I started writing this blog in October 2019. I was in the middle of my third uveitis flare, and it was only a few months after my father died. In November 2019, my husband and I were surprised and overjoyed with a pregnancy. Then 8 weeks later, we were devastated by a miscarriage. Grief overtook my entire world, and the combination of losses left me reeling into January 2020, when we started hearing some unnerving details of a novel coronavirus. Less than six weeks later, the world shutdown.

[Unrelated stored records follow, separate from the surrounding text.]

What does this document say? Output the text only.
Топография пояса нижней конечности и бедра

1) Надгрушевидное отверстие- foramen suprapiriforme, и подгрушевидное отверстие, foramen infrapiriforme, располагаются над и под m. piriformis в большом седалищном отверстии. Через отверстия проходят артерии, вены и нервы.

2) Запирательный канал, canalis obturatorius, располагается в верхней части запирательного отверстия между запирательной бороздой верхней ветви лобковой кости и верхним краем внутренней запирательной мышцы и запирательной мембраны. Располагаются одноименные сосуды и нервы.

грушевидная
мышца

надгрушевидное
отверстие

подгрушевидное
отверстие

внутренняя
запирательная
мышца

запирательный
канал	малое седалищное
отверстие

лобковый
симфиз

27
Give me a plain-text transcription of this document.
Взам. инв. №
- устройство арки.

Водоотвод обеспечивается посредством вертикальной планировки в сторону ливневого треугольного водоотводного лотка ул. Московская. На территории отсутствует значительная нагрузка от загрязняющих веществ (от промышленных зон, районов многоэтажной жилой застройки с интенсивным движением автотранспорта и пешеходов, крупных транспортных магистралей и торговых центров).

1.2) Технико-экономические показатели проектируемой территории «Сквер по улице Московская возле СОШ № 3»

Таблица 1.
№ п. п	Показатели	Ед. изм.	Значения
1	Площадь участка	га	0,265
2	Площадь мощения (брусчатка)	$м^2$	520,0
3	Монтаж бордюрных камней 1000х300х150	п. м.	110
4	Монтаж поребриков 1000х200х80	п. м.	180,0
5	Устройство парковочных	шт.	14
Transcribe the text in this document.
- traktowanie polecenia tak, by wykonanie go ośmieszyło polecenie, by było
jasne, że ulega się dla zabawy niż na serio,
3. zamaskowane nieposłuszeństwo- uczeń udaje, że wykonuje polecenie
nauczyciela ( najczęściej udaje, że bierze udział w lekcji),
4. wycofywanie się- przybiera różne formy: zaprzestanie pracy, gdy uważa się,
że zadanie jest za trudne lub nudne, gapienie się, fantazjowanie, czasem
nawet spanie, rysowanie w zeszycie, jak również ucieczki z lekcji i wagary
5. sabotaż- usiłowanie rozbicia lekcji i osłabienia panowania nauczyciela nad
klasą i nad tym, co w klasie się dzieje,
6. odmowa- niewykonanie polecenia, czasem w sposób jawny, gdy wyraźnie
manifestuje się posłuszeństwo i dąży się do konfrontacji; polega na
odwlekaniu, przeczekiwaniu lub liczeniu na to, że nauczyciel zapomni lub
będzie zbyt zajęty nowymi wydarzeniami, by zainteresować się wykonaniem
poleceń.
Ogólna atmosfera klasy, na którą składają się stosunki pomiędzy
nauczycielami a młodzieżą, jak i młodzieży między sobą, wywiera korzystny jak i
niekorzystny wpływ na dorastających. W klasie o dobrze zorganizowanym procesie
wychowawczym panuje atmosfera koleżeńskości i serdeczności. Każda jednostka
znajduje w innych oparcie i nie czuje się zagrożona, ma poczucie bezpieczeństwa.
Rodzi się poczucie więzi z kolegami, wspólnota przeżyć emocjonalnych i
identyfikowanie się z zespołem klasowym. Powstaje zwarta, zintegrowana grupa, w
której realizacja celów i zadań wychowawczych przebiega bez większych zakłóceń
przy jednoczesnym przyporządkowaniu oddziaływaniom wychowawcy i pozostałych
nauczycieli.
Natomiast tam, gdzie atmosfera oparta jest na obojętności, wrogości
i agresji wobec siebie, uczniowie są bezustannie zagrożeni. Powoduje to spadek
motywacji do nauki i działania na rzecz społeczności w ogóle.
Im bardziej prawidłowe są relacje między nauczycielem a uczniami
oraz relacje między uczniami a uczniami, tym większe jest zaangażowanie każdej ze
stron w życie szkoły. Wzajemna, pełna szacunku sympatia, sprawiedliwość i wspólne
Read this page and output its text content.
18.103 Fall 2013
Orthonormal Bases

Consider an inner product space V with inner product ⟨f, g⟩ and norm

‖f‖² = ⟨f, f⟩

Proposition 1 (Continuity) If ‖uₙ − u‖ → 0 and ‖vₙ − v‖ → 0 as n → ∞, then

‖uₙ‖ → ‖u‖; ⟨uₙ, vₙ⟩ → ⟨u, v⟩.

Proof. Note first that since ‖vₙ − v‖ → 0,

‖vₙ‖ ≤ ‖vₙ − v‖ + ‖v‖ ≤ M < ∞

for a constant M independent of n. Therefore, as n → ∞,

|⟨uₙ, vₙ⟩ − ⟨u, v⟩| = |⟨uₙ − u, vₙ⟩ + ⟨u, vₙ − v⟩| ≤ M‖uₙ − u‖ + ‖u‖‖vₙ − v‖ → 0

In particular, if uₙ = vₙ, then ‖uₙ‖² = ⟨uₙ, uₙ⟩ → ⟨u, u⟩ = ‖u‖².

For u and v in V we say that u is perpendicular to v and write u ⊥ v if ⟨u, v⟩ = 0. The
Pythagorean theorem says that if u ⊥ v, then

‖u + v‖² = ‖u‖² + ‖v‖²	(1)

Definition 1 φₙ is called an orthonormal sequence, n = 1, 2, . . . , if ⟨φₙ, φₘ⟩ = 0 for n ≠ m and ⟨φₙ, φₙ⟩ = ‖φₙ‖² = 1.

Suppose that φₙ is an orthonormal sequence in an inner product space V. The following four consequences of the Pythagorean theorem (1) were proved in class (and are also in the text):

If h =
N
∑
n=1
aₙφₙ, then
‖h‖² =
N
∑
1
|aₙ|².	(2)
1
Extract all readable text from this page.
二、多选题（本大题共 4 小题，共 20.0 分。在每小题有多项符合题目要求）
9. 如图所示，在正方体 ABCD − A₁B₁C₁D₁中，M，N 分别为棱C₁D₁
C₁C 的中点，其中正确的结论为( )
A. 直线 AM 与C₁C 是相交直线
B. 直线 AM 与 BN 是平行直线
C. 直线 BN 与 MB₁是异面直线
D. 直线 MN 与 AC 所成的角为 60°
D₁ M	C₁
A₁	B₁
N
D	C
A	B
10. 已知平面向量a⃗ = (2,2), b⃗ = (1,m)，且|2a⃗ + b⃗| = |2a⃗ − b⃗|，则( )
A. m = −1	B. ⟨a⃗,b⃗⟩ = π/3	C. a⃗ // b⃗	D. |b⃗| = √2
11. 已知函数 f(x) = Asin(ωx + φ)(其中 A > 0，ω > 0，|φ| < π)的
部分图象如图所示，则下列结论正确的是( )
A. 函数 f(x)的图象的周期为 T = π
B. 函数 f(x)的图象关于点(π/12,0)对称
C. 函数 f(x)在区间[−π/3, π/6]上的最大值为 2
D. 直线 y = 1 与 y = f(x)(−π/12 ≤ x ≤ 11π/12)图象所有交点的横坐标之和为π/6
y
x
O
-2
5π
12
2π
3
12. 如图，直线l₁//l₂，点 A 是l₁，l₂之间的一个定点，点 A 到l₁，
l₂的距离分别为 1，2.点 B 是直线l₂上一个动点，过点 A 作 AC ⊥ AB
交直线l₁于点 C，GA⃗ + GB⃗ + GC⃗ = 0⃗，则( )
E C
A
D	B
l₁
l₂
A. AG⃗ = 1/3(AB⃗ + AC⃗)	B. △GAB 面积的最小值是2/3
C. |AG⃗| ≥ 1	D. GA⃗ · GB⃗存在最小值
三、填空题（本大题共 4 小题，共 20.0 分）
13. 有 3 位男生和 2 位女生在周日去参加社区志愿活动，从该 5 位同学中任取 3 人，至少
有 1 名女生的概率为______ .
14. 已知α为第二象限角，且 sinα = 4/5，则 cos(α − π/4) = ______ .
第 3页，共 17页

In April, amidst the lockdown, I began losing my vision again and started treatment for a fourth uveitis flare (which I can now attribute, with almost 100% certainty, to stress). We acknowledged the one year anniversary of my father’s passing in July, closing out a year of painful “firsts” without him. Throughout all that, my husband and I have wrestled with the concept of “trying to conceive” after loss (and during a pandemic!), and all along, I have been mentally acknowledging another year of painful “firsts” … All the occasions that I was experiencing for the first time without a baby in my arms: the first Mother’s Day since the miscarriage, the baby’s due date had he/she survived, and worst of all, the anniversary of the loss itself, which literally brought me to my knees.

My head hasn’t stopped spinning. But maybe it’s starting to slow down.

It’s time for a renewed resolution.

We have many more months of distancing, staying home, and slowing the spread of the continued pandemic, so there is plenty of time to focus on betterment:
– More frequent and well-practiced writing (which is truly a passion and beloved hobby I’ve neglected for so long!)
– Focused efforts on physical health (for myself and any little ones that God might bless us with)
– Reflection, meditation, and careful attention to self-care and mental health (as, unsurprisingly, my old friend Anxiety has started creeping around lately)

The times we are living in are truly wild, remarkable, and unprecedented. I got a good laugh out of this meme:

Courtesy @simoncholland

I hope you are finding some memes that make you laugh, and I hope you are taking time for self-care as the difficult days drag on. Have you made any resolutions for 2021? Or is it enough that we just try to make it through?